Segundo Marcela, o desafio é produzir alimentos para pronto consumo que sejam 100% naturais, com biscoitos e salgados feitos com alimentos orgânicos. E os mixes de nuts e frutas secas, por exemplo. “Não estamos falando de ser ou não natureba, mas de um negócio mesmo”, afirmou. “Espero muito que esse encontro na Fiesp cresça a cada ano”.

Saudável e rápido

Representante da Mintel, empresa de pesquisa de mercado, Naira Sato apontou tendências para a indústria de alimentos que envolvem os nuts.

Segundo ela, tudo passa pelo conceito de vida conveniente e agilidade, mas sem deixar de valorizar o fator saúde. “Cerca de 38% dos brasileiros dizem que cozinhar toma muito tempo”, explicou. “Por isso é interessante investir nos chamados ‘atalhos da cozinha’, como kits que permitem fazer refeições a partir de itens pré-prontos, deixando a preparação mais rápida”, disse. “No caso das castanhas e nozes,  pode ser usado um mix de salada com nuts, por exemplo”.

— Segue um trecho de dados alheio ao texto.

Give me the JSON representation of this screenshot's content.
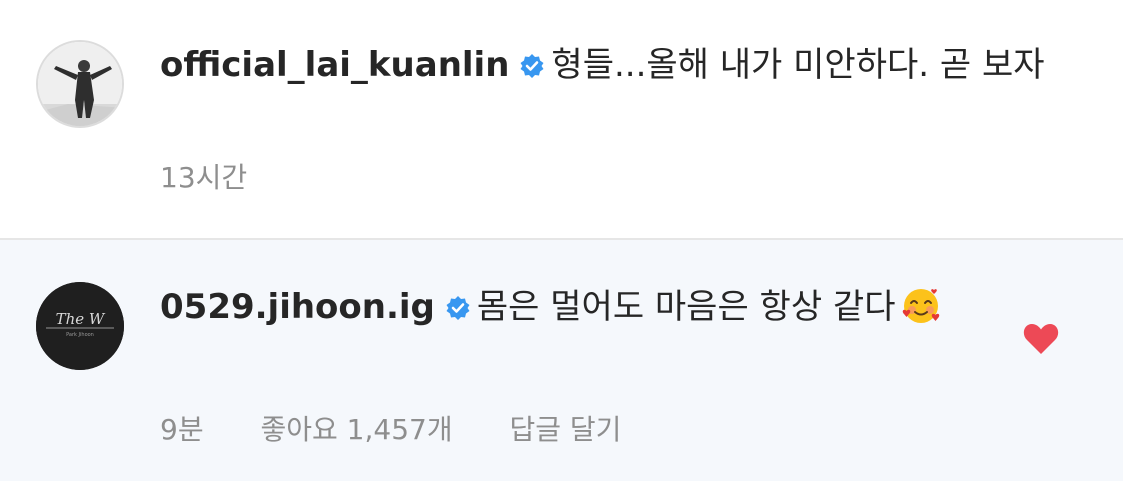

Também ganham força os lanches ou snacks para usar uma expressão do inglês. “São opções para comer em trânsito, de consumo fácil e rápido. Melhor ainda se trouxerem sensação de saciedade e forem saudáveis”, disse Naira. “Mais uma vez, a noção de velocidade aliada à saúde”.

Segundo ela, 83% dos consumidores brasileiros acham que vale a pena gastar mais com alimentos saudáveis. “Os fabricantes estão trabalhando para entregar produtos menos artificiais”, explicou. “A indústria precisa apresentar soluções”.

E por falar em soluções, de acordo com o vice-presidente do Ciesp e diretor de Nozes e Castanhas do Departamento de Agronegócio da Fiesp (Deagro), José Eduardo Camargo, a federação estuda fechar parcerias com órgãos internacionais para ações de estímulo à produção dos nuts no Brasil e na América do Sul.